Frida Klingberg

Vara utan efterfrågan \ Ohne Nachfrage. Frida Klingberg. Foto: Emma Haugh
Vara utan efterfrågan \ Ohne Nachfrage. Klang: Vi finns! (We are here!), Musik in Zusammenarbeit mit Stina Salander. 2014-2015.
Vara utan efterfrågan \ Ohne Nachfrage. Frida Klingberg. Foto: Emma Haugh
Foto: Emma Haugh

Frida Klingbergs Interesse liegt darin, Erzählungen aus Perspektiven zu erlangen, die kaum oder nicht repräsentiert werden. Ihre Arbeit ist auf neue Formen der Verständigung zu persönlichen Erfahrungen und Strukturen aus, die die Notwendigkeit einer Ethik transportieren, die nicht auf Hierarchien basiert.
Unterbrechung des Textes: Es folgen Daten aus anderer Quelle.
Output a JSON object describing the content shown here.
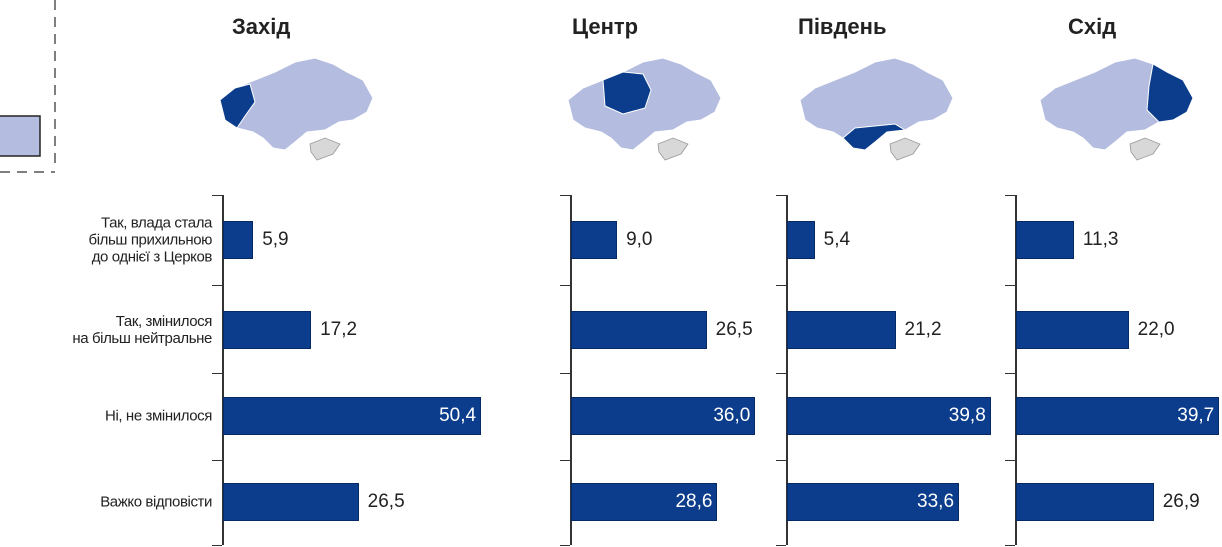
{
  "chart_data": [
    {
      "type": "bar",
      "orientation": "horizontal",
      "title": "Захід",
      "categories": [
        "Так, влада стала\nбільш прихильною\nдо однієї з Церков",
        "Так, змінилося\nна більш нейтральне",
        "Ні, не змінилося",
        "Важко відповісти"
      ],
      "values": [
        5.9,
        17.2,
        50.4,
        26.5
      ],
      "value_labels": [
        "5,9",
        "17,2",
        "50,4",
        "26,5"
      ],
      "color": "#0b3d8c",
      "xlim": [
        0,
        50
      ]
    },
    {
      "type": "bar",
      "orientation": "horizontal",
      "title": "Центр",
      "values": [
        9.0,
        26.5,
        36.0,
        28.6
      ],
      "value_labels": [
        "9,0",
        "26,5",
        "36,0",
        "28,6"
      ],
      "color": "#0b3d8c",
      "xlim": [
        0,
        50
      ]
    },
    {
      "type": "bar",
      "orientation": "horizontal",
      "title": "Південь",
      "values": [
        5.4,
        21.2,
        39.8,
        33.6
      ],
      "value_labels": [
        "5,4",
        "21,2",
        "39,8",
        "33,6"
      ],
      "color": "#0b3d8c",
      "xlim": [
        0,
        50
      ]
    },
    {
      "type": "bar",
      "orientation": "horizontal",
      "title": "Схід",
      "values": [
        11.3,
        22.0,
        39.7,
        26.9
      ],
      "value_labels": [
        "11,3",
        "22,0",
        "39,7",
        "26,9"
      ],
      "color": "#0b3d8c",
      "xlim": [
        0,
        50
      ]
    }
  ]
}
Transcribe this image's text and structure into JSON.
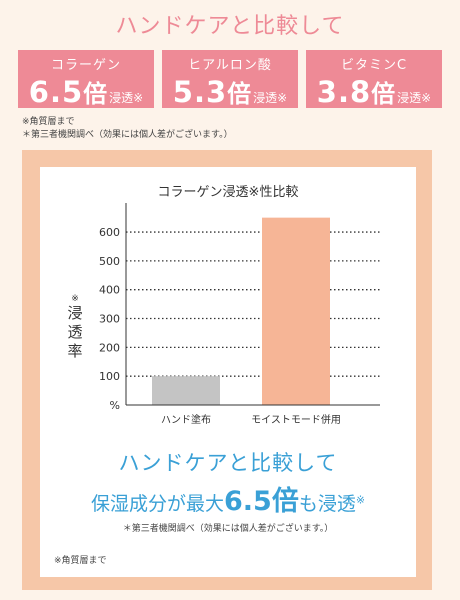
{
  "header": {
    "title": "ハンドケアと比較して"
  },
  "stats": [
    {
      "label": "コラーゲン",
      "value": "6.5",
      "unit": "倍",
      "suffix": "浸透※"
    },
    {
      "label": "ヒアルロン酸",
      "value": "5.3",
      "unit": "倍",
      "suffix": "浸透※"
    },
    {
      "label": "ビタミンC",
      "value": "3.8",
      "unit": "倍",
      "suffix": "浸透※"
    }
  ],
  "notes": {
    "stratum": "※角質層まで",
    "third_party": "＊第三者機関調べ（効果には個人差がございます。）"
  },
  "chart_data": {
    "type": "bar",
    "title": "コラーゲン浸透※性比較",
    "ylabel_mark": "※",
    "ylabel": "浸透率",
    "yunit": "%",
    "categories": [
      "ハンド塗布",
      "モイストモード併用"
    ],
    "values": [
      100,
      650
    ],
    "bar_colors": [
      "#c4c4c4",
      "#f6b596"
    ],
    "yticks": [
      100,
      200,
      300,
      400,
      500,
      600
    ],
    "ylim": [
      0,
      680
    ],
    "grid": true
  },
  "highlight": {
    "line1": "ハンドケアと比較して",
    "line2_prefix": "保湿成分が最大",
    "line2_value": "6.5",
    "line2_unit": "倍",
    "line2_suffix": "も浸透",
    "line2_mark": "※"
  },
  "panel_notes": {
    "source": "＊第三者機関調べ（効果には個人差がございます。）",
    "stratum": "※角質層まで"
  }
}
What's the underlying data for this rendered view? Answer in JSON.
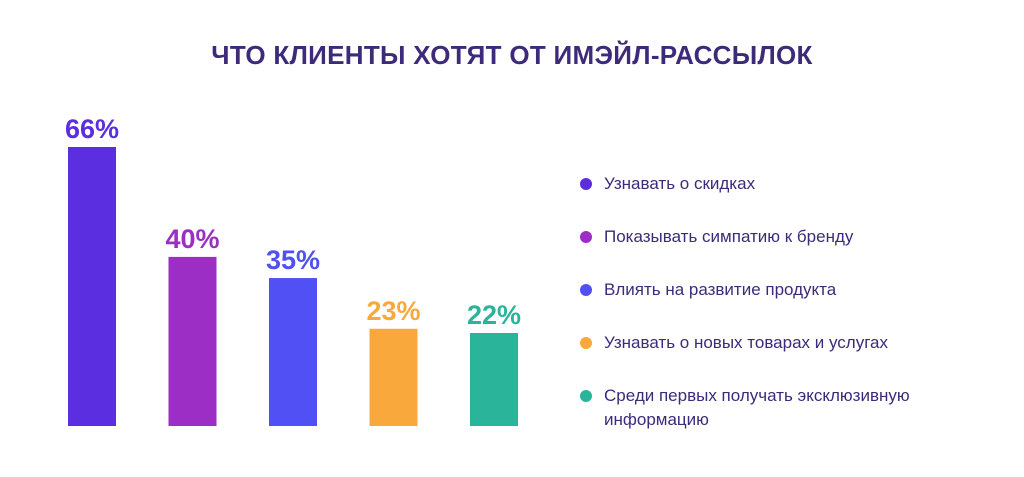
{
  "chart_data": {
    "type": "bar",
    "title": "ЧТО КЛИЕНТЫ ХОТЯТ ОТ ИМЭЙЛ-РАССЫЛОК",
    "categories": [
      "Узнавать о скидках",
      "Показывать симпатию к бренду",
      "Влиять на развитие продукта",
      "Узнавать о новых товарах и услугах",
      "Среди первых получать эксклюзивную информацию"
    ],
    "values": [
      66,
      40,
      35,
      23,
      22
    ],
    "value_labels": [
      "66%",
      "40%",
      "35%",
      "23%",
      "22%"
    ],
    "colors": [
      "#5b2fe0",
      "#9c2ec6",
      "#5150f5",
      "#f9a93c",
      "#2ab59b"
    ],
    "xlabel": "",
    "ylabel": "",
    "ylim": [
      0,
      66
    ],
    "grid": false,
    "legend": "right"
  }
}
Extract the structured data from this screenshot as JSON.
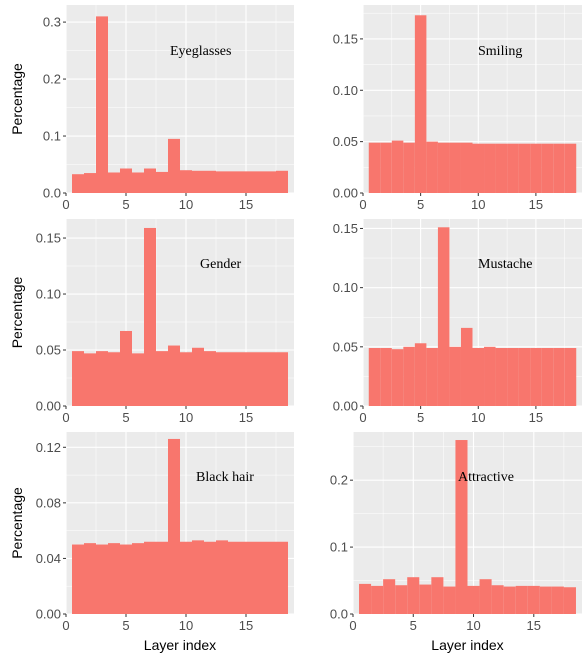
{
  "colors": {
    "bar": "#f8766d",
    "panel_bg": "#ebebeb",
    "grid": "#ffffff",
    "tick": "#4d4d4d"
  },
  "axis_labels": {
    "y": "Percentage",
    "x": "Layer index"
  },
  "chart_data": [
    {
      "type": "bar",
      "annotation": "Eyeglasses",
      "x": [
        1,
        2,
        3,
        4,
        5,
        6,
        7,
        8,
        9,
        10,
        11,
        12,
        13,
        14,
        15,
        16,
        17,
        18
      ],
      "values": [
        0.033,
        0.035,
        0.31,
        0.036,
        0.043,
        0.036,
        0.043,
        0.037,
        0.095,
        0.04,
        0.039,
        0.039,
        0.038,
        0.038,
        0.038,
        0.038,
        0.038,
        0.039
      ],
      "xlim": [
        0,
        19
      ],
      "ylim": [
        0,
        0.33
      ],
      "xticks": [
        0,
        5,
        10,
        15
      ],
      "xtick_labels": [
        "0",
        "5",
        "10",
        "15"
      ],
      "yticks": [
        0,
        0.1,
        0.2,
        0.3
      ],
      "ytick_labels": [
        "0.0",
        "0.1",
        "0.2",
        "0.3"
      ],
      "xlabel": "",
      "ylabel": "Percentage"
    },
    {
      "type": "bar",
      "annotation": "Smiling",
      "x": [
        1,
        2,
        3,
        4,
        5,
        6,
        7,
        8,
        9,
        10,
        11,
        12,
        13,
        14,
        15,
        16,
        17,
        18
      ],
      "values": [
        0.049,
        0.049,
        0.051,
        0.049,
        0.173,
        0.05,
        0.049,
        0.049,
        0.049,
        0.048,
        0.048,
        0.048,
        0.048,
        0.048,
        0.048,
        0.048,
        0.048,
        0.048
      ],
      "xlim": [
        0,
        19
      ],
      "ylim": [
        0,
        0.183
      ],
      "xticks": [
        0,
        5,
        10,
        15
      ],
      "xtick_labels": [
        "0",
        "5",
        "10",
        "15"
      ],
      "yticks": [
        0,
        0.05,
        0.1,
        0.15
      ],
      "ytick_labels": [
        "0.00",
        "0.05",
        "0.10",
        "0.15"
      ],
      "xlabel": "",
      "ylabel": ""
    },
    {
      "type": "bar",
      "annotation": "Gender",
      "x": [
        1,
        2,
        3,
        4,
        5,
        6,
        7,
        8,
        9,
        10,
        11,
        12,
        13,
        14,
        15,
        16,
        17,
        18
      ],
      "values": [
        0.049,
        0.047,
        0.049,
        0.048,
        0.067,
        0.047,
        0.159,
        0.049,
        0.054,
        0.048,
        0.052,
        0.049,
        0.048,
        0.048,
        0.048,
        0.048,
        0.048,
        0.048
      ],
      "xlim": [
        0,
        19
      ],
      "ylim": [
        0,
        0.167
      ],
      "xticks": [
        0,
        5,
        10,
        15
      ],
      "xtick_labels": [
        "0",
        "5",
        "10",
        "15"
      ],
      "yticks": [
        0,
        0.05,
        0.1,
        0.15
      ],
      "ytick_labels": [
        "0.00",
        "0.05",
        "0.10",
        "0.15"
      ],
      "xlabel": "",
      "ylabel": "Percentage"
    },
    {
      "type": "bar",
      "annotation": "Mustache",
      "x": [
        1,
        2,
        3,
        4,
        5,
        6,
        7,
        8,
        9,
        10,
        11,
        12,
        13,
        14,
        15,
        16,
        17,
        18
      ],
      "values": [
        0.049,
        0.049,
        0.048,
        0.05,
        0.053,
        0.049,
        0.151,
        0.05,
        0.066,
        0.049,
        0.05,
        0.049,
        0.049,
        0.049,
        0.049,
        0.049,
        0.049,
        0.049
      ],
      "xlim": [
        0,
        19
      ],
      "ylim": [
        0,
        0.158
      ],
      "xticks": [
        0,
        5,
        10,
        15
      ],
      "xtick_labels": [
        "0",
        "5",
        "10",
        "15"
      ],
      "yticks": [
        0,
        0.05,
        0.1,
        0.15
      ],
      "ytick_labels": [
        "0.00",
        "0.05",
        "0.10",
        "0.15"
      ],
      "xlabel": "",
      "ylabel": ""
    },
    {
      "type": "bar",
      "annotation": "Black hair",
      "x": [
        1,
        2,
        3,
        4,
        5,
        6,
        7,
        8,
        9,
        10,
        11,
        12,
        13,
        14,
        15,
        16,
        17,
        18
      ],
      "values": [
        0.05,
        0.051,
        0.05,
        0.051,
        0.05,
        0.051,
        0.052,
        0.052,
        0.126,
        0.052,
        0.053,
        0.052,
        0.053,
        0.052,
        0.052,
        0.052,
        0.052,
        0.052
      ],
      "xlim": [
        0,
        19
      ],
      "ylim": [
        0,
        0.131
      ],
      "xticks": [
        0,
        5,
        10,
        15
      ],
      "xtick_labels": [
        "0",
        "5",
        "10",
        "15"
      ],
      "yticks": [
        0,
        0.04,
        0.08,
        0.12
      ],
      "ytick_labels": [
        "0.00",
        "0.04",
        "0.08",
        "0.12"
      ],
      "xlabel": "Layer index",
      "ylabel": "Percentage"
    },
    {
      "type": "bar",
      "annotation": "Attractive",
      "x": [
        1,
        2,
        3,
        4,
        5,
        6,
        7,
        8,
        9,
        10,
        11,
        12,
        13,
        14,
        15,
        16,
        17,
        18
      ],
      "values": [
        0.045,
        0.042,
        0.052,
        0.043,
        0.055,
        0.044,
        0.055,
        0.041,
        0.26,
        0.042,
        0.052,
        0.043,
        0.041,
        0.042,
        0.042,
        0.041,
        0.041,
        0.04
      ],
      "xlim": [
        0,
        19
      ],
      "ylim": [
        0,
        0.272
      ],
      "xticks": [
        0,
        5,
        10,
        15
      ],
      "xtick_labels": [
        "0",
        "5",
        "10",
        "15"
      ],
      "yticks": [
        0,
        0.1,
        0.2
      ],
      "ytick_labels": [
        "0.0",
        "0.1",
        "0.2"
      ],
      "xlabel": "Layer index",
      "ylabel": ""
    }
  ]
}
Sauna für Arbeitslose ist ein prozessbasiertes Kunstprojekt, das einen Raum herstellt, in dem das Erfahrungswissen von Arbeitslosen über die Auswirkungen der Ideologie von Arbeit auf soziale und politische Umfelder im Vordergrund ausgetauscht und weitergetragen wird. Das erstmals 2014-2015 in Schweden realisierte Projekt erfährt im Rahmen von Undisciplinary Learning seine zweite Anwendung in Berlin. Die Projektteilnehmer*innen, Personen, die in der Gesellschaft den Status “arbeitslos” zugeteilt bekommen, werden für ihre intellektuelle und physische Arbeit in der Sauna angestellt und entlohnt. Ihre Gespräche nimmt Klingberg auf und lässt daraus Lieder und Sound-Installationen werden. Der in der Sauna produzierte Schweiß – eine altbekannte Metapher für “harte Arbeit” und zugleich ein physisches Resultat von Arbeit – wird auf Handtüchern eingesammelt. Mittels des Projekts inszeniert und hinterfragt sie die drei arbeitsbezogenen Positionen, Arbeitgeber*in, Angestellte*r und Arbeitslose*r, die eine Person in der Gesellschaft einnehmen kann und schafft Ausgangspunkte, um eine andere Gesellschaft zu imaginieren. Das Ergebnis der Berliner Version von Sauna für Arbeitslose ist ab dem 3. Oktober in einer ortsspezifischen Installation im Saunabad Prenzlauer Berg zu sehen.


Frida Klingberg wurde unterstützt durch IASPIS.